Dicen los expertos que el coronavirus estaba ya instalado en nuestro mundo antes  bastante antes- de la llegada a España, del estado de alarma y de las semanas de confinamiento. Ahora bien, parece que no tanto como para tener que retrotraernos a 1914. Que es un decir bastante lejano.

A día de hoy las mascarillas forman parte del paisanaje urbano. Y del devenir humano. Ya no concebimos el ciudadano actual sin las mascarillas protectoras. Más vale prevenir que curar. Este necesario cumplimiento de la normativa sanitaria propicia incluso a veces a hechos pintorescos…

Así ha sucedido con un gran gazapo televisivo que ha pasado desapercibido para la mayoría de los televidentes. Pero no para todos. Nos referimos a la presencia de alguna mascarilla en el referido año 1914… de ‘Acacias 38’.

Y es que los espectadores -algunos, los menos- del serial de Boomerang TV para RTVE se percataron de este curioso detalle -que podría llamar la atención- en el fondo de una de sus escenas. Allí hacía acto de presencia un elemento demasiado actual…

Pongámonos en situación: ajena a la conversación que mantenían en primer término, en primer plano, los personajes de Anabel (Olga Haneke) y Natalia (Astrid Janer), una figurante cruzaba el fondo del cuadro con una mascarilla.
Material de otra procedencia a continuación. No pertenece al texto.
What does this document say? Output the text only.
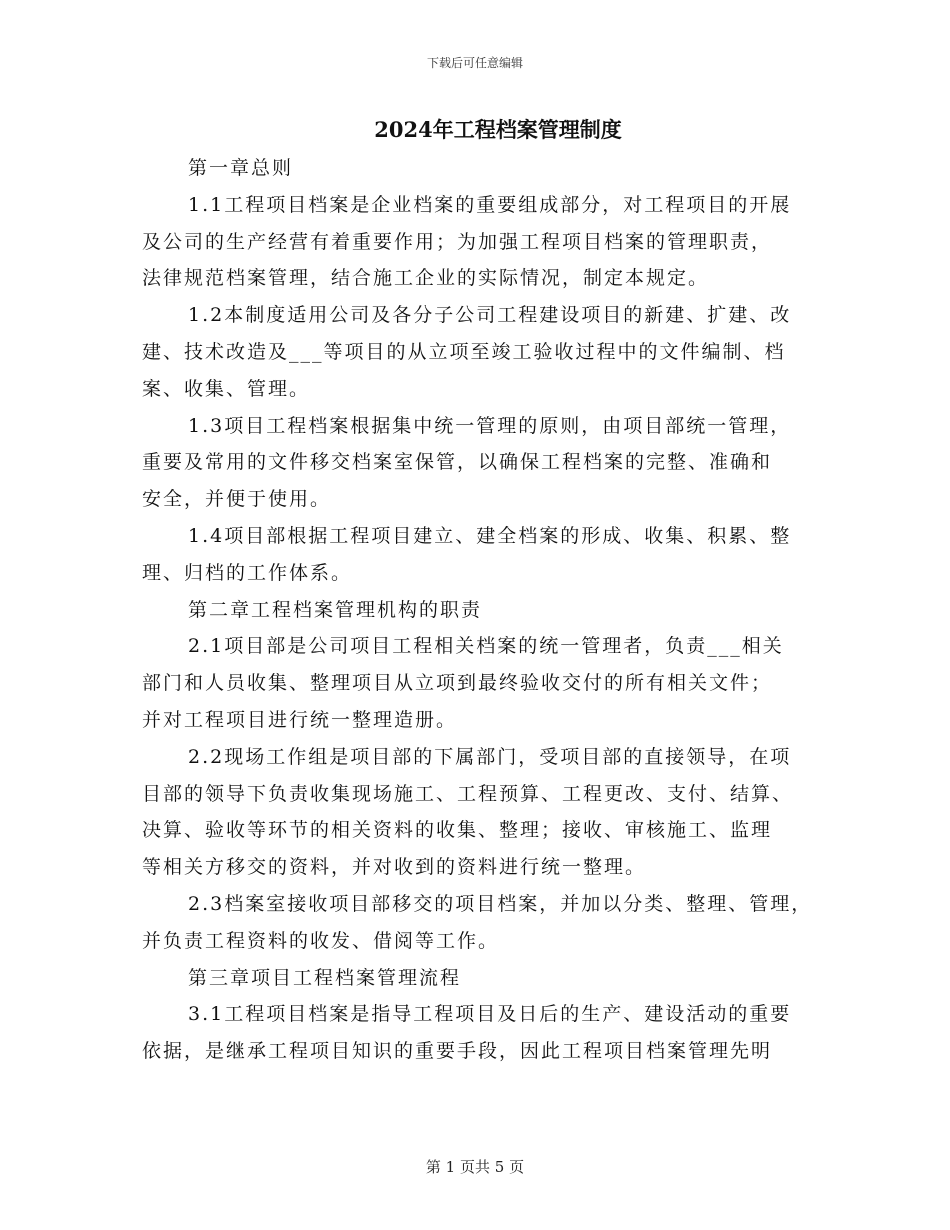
下载后可任意编辑
2024年工程档案管理制度
第一章总则
1.1工程项目档案是企业档案的重要组成部分，对工程项目的开展
及公司的生产经营有着重要作用；为加强工程项目档案的管理职责，
法律规范档案管理，结合施工企业的实际情况，制定本规定。
1.2本制度适用公司及各分子公司工程建设项目的新建、扩建、改
建、技术改造及___等项目的从立项至竣工验收过程中的文件编制、档
案、收集、管理。
1.3项目工程档案根据集中统一管理的原则，由项目部统一管理，
重要及常用的文件移交档案室保管，以确保工程档案的完整、准确和
安全，并便于使用。
1.4项目部根据工程项目建立、建全档案的形成、收集、积累、整
理、归档的工作体系。
第二章工程档案管理机构的职责
2.1项目部是公司项目工程相关档案的统一管理者，负责___相关
部门和人员收集、整理项目从立项到最终验收交付的所有相关文件；
并对工程项目进行统一整理造册。
2.2现场工作组是项目部的下属部门，受项目部的直接领导，在项
目部的领导下负责收集现场施工、工程预算、工程更改、支付、结算、
决算、验收等环节的相关资料的收集、整理；接收、审核施工、监理
等相关方移交的资料，并对收到的资料进行统一整理。
2.3档案室接收项目部移交的项目档案，并加以分类、整理、管理，
并负责工程资料的收发、借阅等工作。
第三章项目工程档案管理流程
3.1工程项目档案是指导工程项目及日后的生产、建设活动的重要
依据，是继承工程项目知识的重要手段，因此工程项目档案管理先明
第 1 页共 5 页
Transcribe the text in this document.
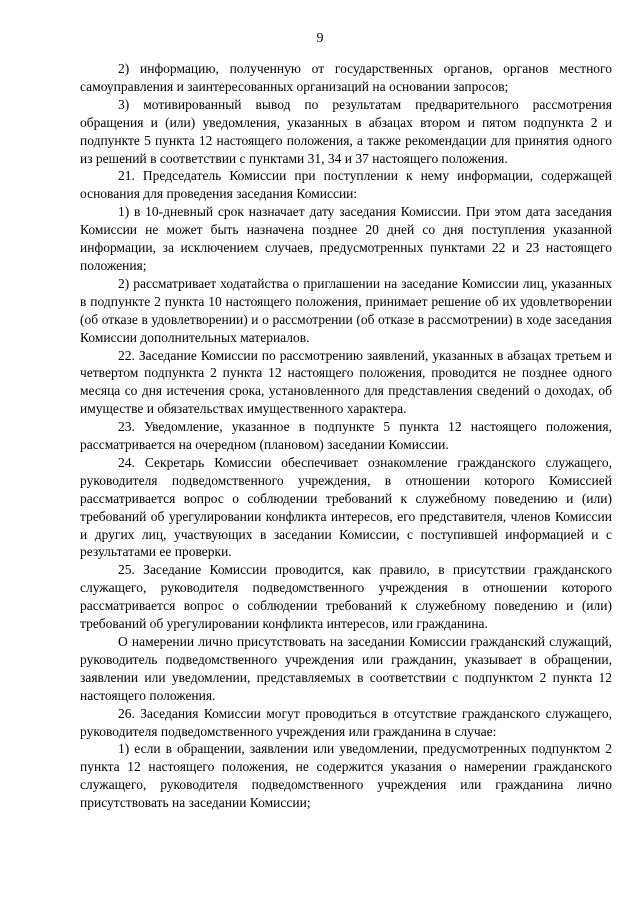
9

2) информацию, полученную от государственных органов, органов местного самоуправления и заинтересованных организаций на основании запросов;

3) мотивированный вывод по результатам предварительного рассмотрения обращения и (или) уведомления, указанных в абзацах втором и пятом подпункта 2 и подпункте 5 пункта 12 настоящего положения, а также рекомендации для принятия одного из решений в соответствии с пунктами 31, 34 и 37 настоящего положения.

21. Председатель Комиссии при поступлении к нему информации, содержащей основания для проведения заседания Комиссии:

1) в 10-дневный срок назначает дату заседания Комиссии. При этом дата заседания Комиссии не может быть назначена позднее 20 дней со дня поступления указанной информации, за исключением случаев, предусмотренных пунктами 22 и 23 настоящего положения;

2) рассматривает ходатайства о приглашении на заседание Комиссии лиц, указанных в подпункте 2 пункта 10 настоящего положения, принимает решение об их удовлетворении (об отказе в удовлетворении) и о рассмотрении (об отказе в рассмотрении) в ходе заседания Комиссии дополнительных материалов.

22. Заседание Комиссии по рассмотрению заявлений, указанных в абзацах третьем и четвертом подпункта 2 пункта 12 настоящего положения, проводится не позднее одного месяца со дня истечения срока, установленного для представления сведений о доходах, об имуществе и обязательствах имущественного характера.

23. Уведомление, указанное в подпункте 5 пункта 12 настоящего положения, рассматривается на очередном (плановом) заседании Комиссии.

24. Секретарь Комиссии обеспечивает ознакомление гражданского служащего, руководителя подведомственного учреждения, в отношении которого Комиссией рассматривается вопрос о соблюдении требований к служебному поведению и (или) требований об урегулировании конфликта интересов, его представителя, членов Комиссии и других лиц, участвующих в заседании Комиссии, с поступившей информацией и с результатами ее проверки.

25. Заседание Комиссии проводится, как правило, в присутствии гражданского служащего, руководителя подведомственного учреждения в отношении которого рассматривается вопрос о соблюдении требований к служебному поведению и (или) требований об урегулировании конфликта интересов, или гражданина.

О намерении лично присутствовать на заседании Комиссии гражданский служащий, руководитель подведомственного учреждения или гражданин, указывает в обращении, заявлении или уведомлении, представляемых в соответствии с подпунктом 2 пункта 12 настоящего положения.

26. Заседания Комиссии могут проводиться в отсутствие гражданского служащего, руководителя подведомственного учреждения или гражданина в случае:

1) если в обращении, заявлении или уведомлении, предусмотренных подпунктом 2 пункта 12 настоящего положения, не содержится указания о намерении гражданского служащего, руководителя подведомственного учреждения или гражданина лично присутствовать на заседании Комиссии;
Con una mascarilla contra el coronavirus. De las que nos ponemos a diario para salir de casa.

«Para que digan que en Acacias 38 no trabajan con seguridad»

El momento sucedió exactamente pasados los 20 minutos del episodio (el número 1.325 de la serie): fue brevísimo, pero también lo suficiente explícito como para que los espectadores se percatasen.
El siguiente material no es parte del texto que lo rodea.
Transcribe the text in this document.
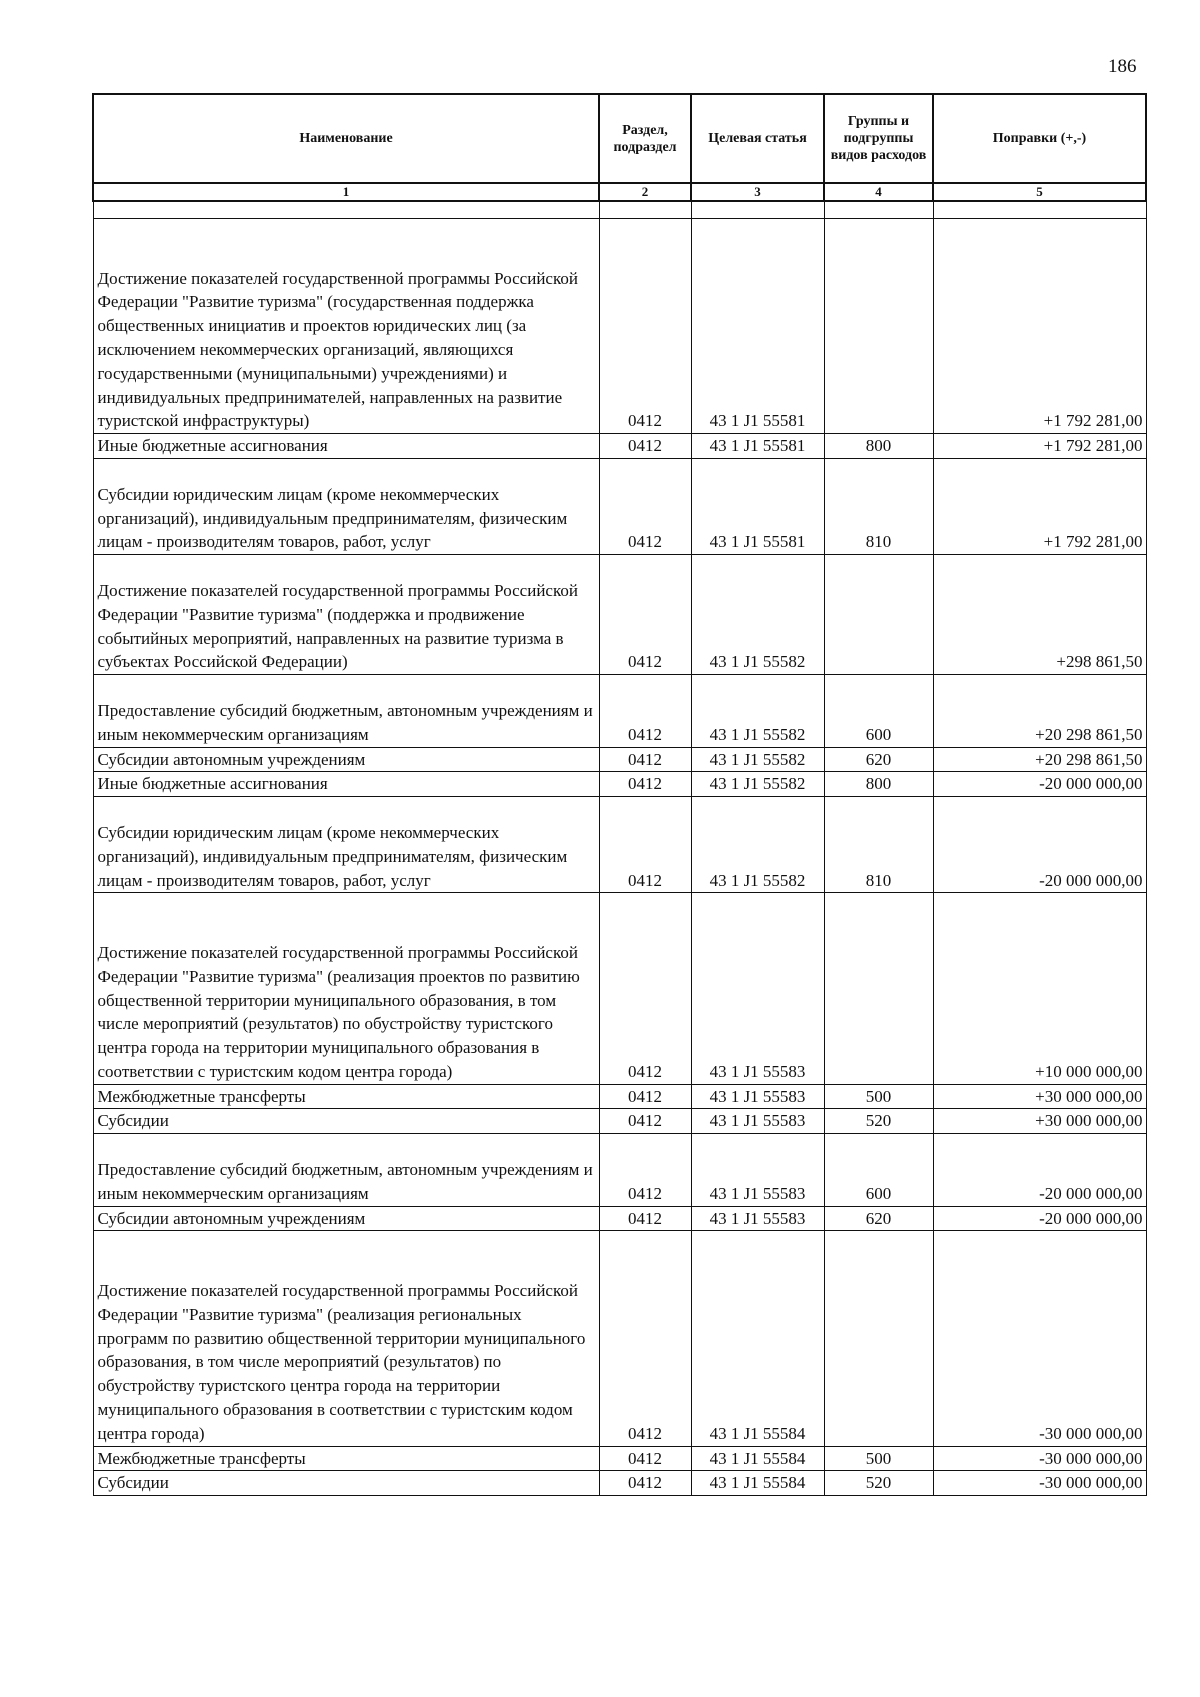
186
Наименование	Раздел, подраздел	Целевая статья	Группы и подгруппы видов расходов	Поправки (+,-)
1	2	3	4	5

Достижение показателей государственной программы Российской Федерации "Развитие туризма" (государственная поддержка общественных инициатив и проектов юридических лиц (за исключением некоммерческих организаций, являющихся государственными (муниципальными) учреждениями) и индивидуальных предпринимателей, направленных на развитие туристской инфраструктуры)	0412	43 1 J1 55581		+1 792 281,00
Иные бюджетные ассигнования	0412	43 1 J1 55581	800	+1 792 281,00
Субсидии юридическим лицам (кроме некоммерческих организаций), индивидуальным предпринимателям, физическим лицам - производителям товаров, работ, услуг	0412	43 1 J1 55581	810	+1 792 281,00
Достижение показателей государственной программы Российской Федерации "Развитие туризма" (поддержка и продвижение событийных мероприятий, направленных на развитие туризма в субъектах Российской Федерации)	0412	43 1 J1 55582		+298 861,50
Предоставление субсидий бюджетным, автономным учреждениям и иным некоммерческим организациям	0412	43 1 J1 55582	600	+20 298 861,50
Субсидии автономным учреждениям	0412	43 1 J1 55582	620	+20 298 861,50
Иные бюджетные ассигнования	0412	43 1 J1 55582	800	-20 000 000,00
Субсидии юридическим лицам (кроме некоммерческих организаций), индивидуальным предпринимателям, физическим лицам - производителям товаров, работ, услуг	0412	43 1 J1 55582	810	-20 000 000,00
Достижение показателей государственной программы Российской Федерации "Развитие туризма" (реализация проектов по развитию общественной территории муниципального образования, в том числе мероприятий (результатов) по обустройству туристского центра города на территории муниципального образования в соответствии с туристским кодом центра города)	0412	43 1 J1 55583		+10 000 000,00
Межбюджетные трансферты	0412	43 1 J1 55583	500	+30 000 000,00
Субсидии	0412	43 1 J1 55583	520	+30 000 000,00
Предоставление субсидий бюджетным, автономным учреждениям и иным некоммерческим организациям	0412	43 1 J1 55583	600	-20 000 000,00
Субсидии автономным учреждениям	0412	43 1 J1 55583	620	-20 000 000,00
Достижение показателей государственной программы Российской Федерации "Развитие туризма" (реализация региональных программ по развитию общественной территории муниципального образования, в том числе мероприятий (результатов) по обустройству туристского центра города на территории муниципального образования в соответствии с туристским кодом центра города)	0412	43 1 J1 55584		-30 000 000,00
Межбюджетные трансферты	0412	43 1 J1 55584	500	-30 000 000,00
Субсидии	0412	43 1 J1 55584	520	-30 000 000,00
«Para que digan que en Acacias 38 no trabajan con seguridad», decía un usuario de Twitter tratando de observar el lado positivo del gazapo. Tomarse con buen humor un error es mostrar cuanto menos una buena dosis de comprensión.
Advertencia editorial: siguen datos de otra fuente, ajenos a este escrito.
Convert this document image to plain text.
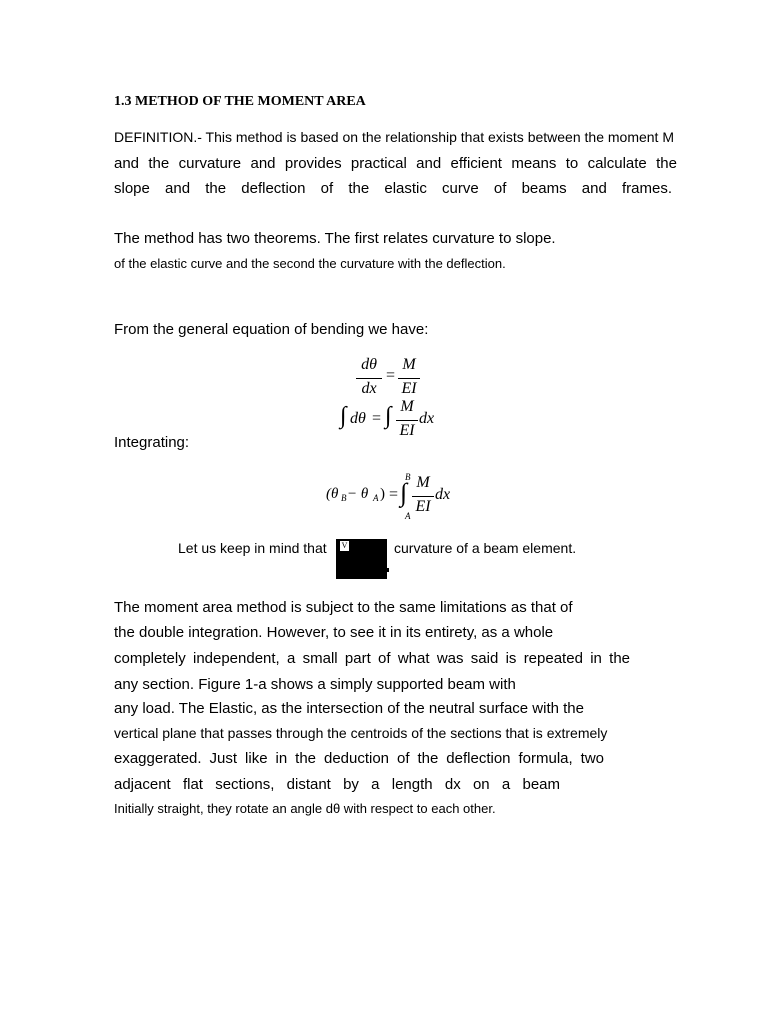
1.3 METHOD OF THE MOMENT AREA
DEFINITION.- This method is based on the relationship that exists between the moment M
and the curvature and provides practical and efficient means to calculate the
slope and the deflection of the elastic curve of beams and frames.
The method has two theorems. The first relates curvature to slope.
of the elastic curve and the second the curvature with the deflection.
From the general equation of bending we have:
dθ
dx
=
M
EI
∫ dθ = ∫ M
EI
dx
Integrating:
(θ B − θ A ) =
B
∫
A
M
EI
dx
Let us keep in mind that V	curvature of a beam element.
The moment area method is subject to the same limitations as that of
the double integration. However, to see it in its entirety, as a whole
completely independent, a small part of what was said is repeated in the
any section. Figure 1-a shows a simply supported beam with
any load. The Elastic, as the intersection of the neutral surface with the
vertical plane that passes through the centroids of the sections that is extremely
exaggerated. Just like in the deduction of the deflection formula, two
adjacent flat sections, distant by a length dx on a beam
Initially straight, they rotate an angle dθ with respect to each other.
Un apunte esclarecedor: el trabajo en el serial de época se reanudó con el inicio de la nueva normalidad, esto es, a finales de mayo, con una reorganización escrupulosa de la escenografía que facilitaría el trabajo en triple unidad y así reducir también el número de personas en set.

De otro lado, la serie utiliza controles y unidades móviles reducidas con esa misma pretensión. Todo cuidado y estudiado al milímetro. Del mismo modo, se procedió a una reescritura de secuencias porque era necesario adaptarlas a las nuevas necesidades.